Police in the US routinely use dead people’s fingerprints to unlock their iPhones in investigations, according to a new Forbes report.
The report cites anonymous sources “close to local and federal police investigations in New York and Ohio,” who claim that it the practice is “relatively common”. Forbes also cites legal consultant Marina Medvin in asserting that the practice is perfectly legal, first because dead people do not have privacy rights, and second because other individuals who may have sent incriminating information to the deceased person’s phone have no claim to privacy rights over the information they have sent.
Police authorities’ regular application of deceased individuals’ fingers to their iPhones for the purpose of unlocking is perhaps a logical step forward from initial, tentative forays into this method of investigation – notably a 2016 collaboration with a Michigan State University biometrics expert to fabricate the fingerprints of a murder victim in order to unlock his phone. It proved to be a complex undertaking, albeit one in which a relatively simple solution was ultimately found, when the researcher printed the victims fingerprints on conductive paper and used the copies to unlock the device.

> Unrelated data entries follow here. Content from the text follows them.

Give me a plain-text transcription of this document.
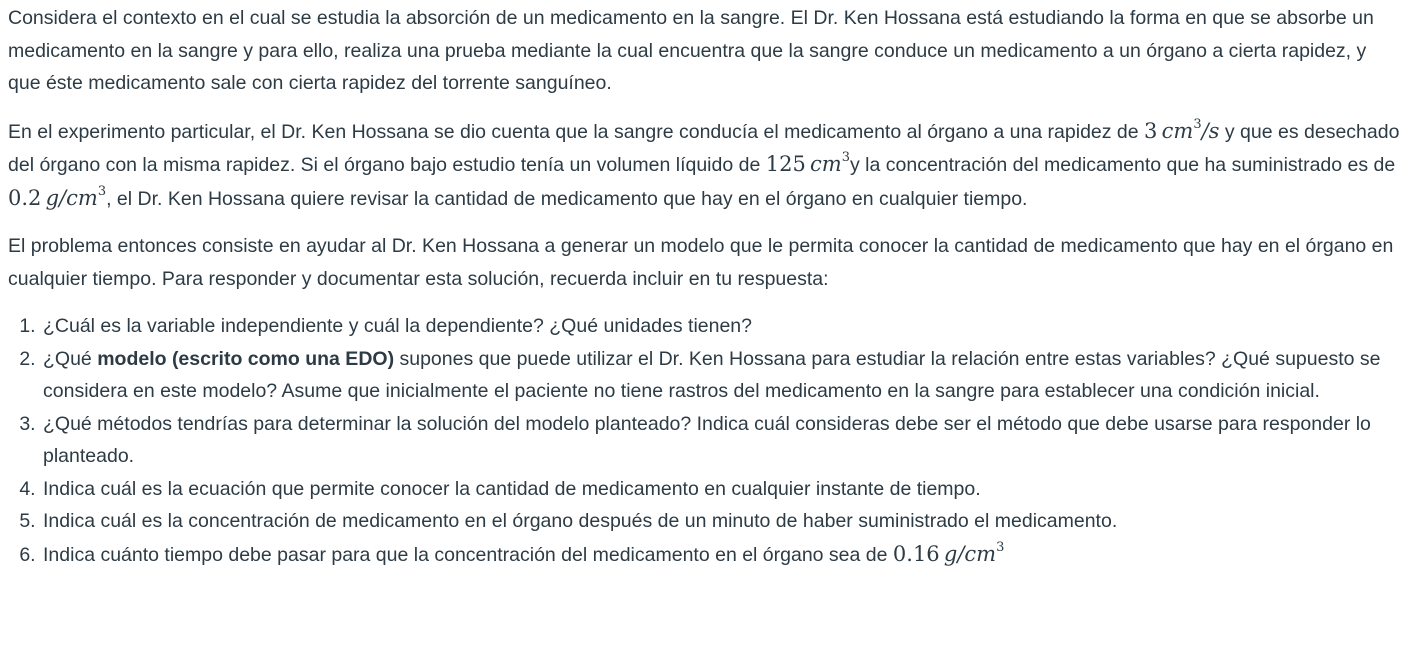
Considera el contexto en el cual se estudia la absorción de un medicamento en la sangre. El Dr. Ken Hossana está estudiando la forma en que se absorbe un medicamento en la sangre y para ello, realiza una prueba mediante la cual encuentra que la sangre conduce un medicamento a un órgano a cierta rapidez, y que éste medicamento sale con cierta rapidez del torrente sanguíneo.

En el experimento particular, el Dr. Ken Hossana se dio cuenta que la sangre conducía el medicamento al órgano a una rapidez de 3  $cm^3/s$ y que es desechado del órgano con la misma rapidez. Si el órgano bajo estudio tenía un volumen líquido de 125  $cm^3y$ la concentración del medicamento que ha suministrado es de 0.2  $g/cm^3$, el Dr. Ken Hossana quiere revisar la cantidad de medicamento que hay en el órgano en cualquier tiempo.

El problema entonces consiste en ayudar al Dr. Ken Hossana a generar un modelo que le permita conocer la cantidad de medicamento que hay en el órgano en cualquier tiempo. Para responder y documentar esta solución, recuerda incluir en tu respuesta:

1. ¿Cuál es la variable independiente y cuál la dependiente? ¿Qué unidades tienen?
2. ¿Qué modelo (escrito como una EDO) supones que puede utilizar el Dr. Ken Hossana para estudiar la relación entre estas variables? ¿Qué supuesto se considera en este modelo? Asume que inicialmente el paciente no tiene rastros del medicamento en la sangre para establecer una condición inicial.
3. ¿Qué métodos tendrías para determinar la solución del modelo planteado? Indica cuál consideras debe ser el método que debe usarse para responder lo planteado.
4. Indica cuál es la ecuación que permite conocer la cantidad de medicamento en cualquier instante de tiempo.
5. Indica cuál es la concentración de medicamento en el órgano después de un minuto de haber suministrado el medicamento.
6. Indica cuánto tiempo debe pasar para que la concentración del medicamento en el órgano sea de 0.16  $g/cm^3$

Still, it’s clearly much more straightforward, if a little creepy, to simply use the fingerprint of the deceased to unlock a phone of interest right away.
Of course, with the rapid evolution of mobile biometric technologies, the question today is more about whether facial recognition can be used in the same way, especially since the most high profile consumer authentication solution, the iPhone X’s infrared Face ID system, ostensibly requires a live gaze from a subject in the authentication process. Marc Rogers, a security researcher with Cloudflare, tells Forbes that this liveness detection system “can be fooled simply using photos of open eyes,” echoing the spoofing claims made by security researchers at BKAV last autumn.
That means cops should still be able to unlock a dead person’s iPhone X so long as they cover the cadaver’s closed eyes with photos of open ones – an approach that could prove just as efficacious as fingerprint scanning, but also much more creepy.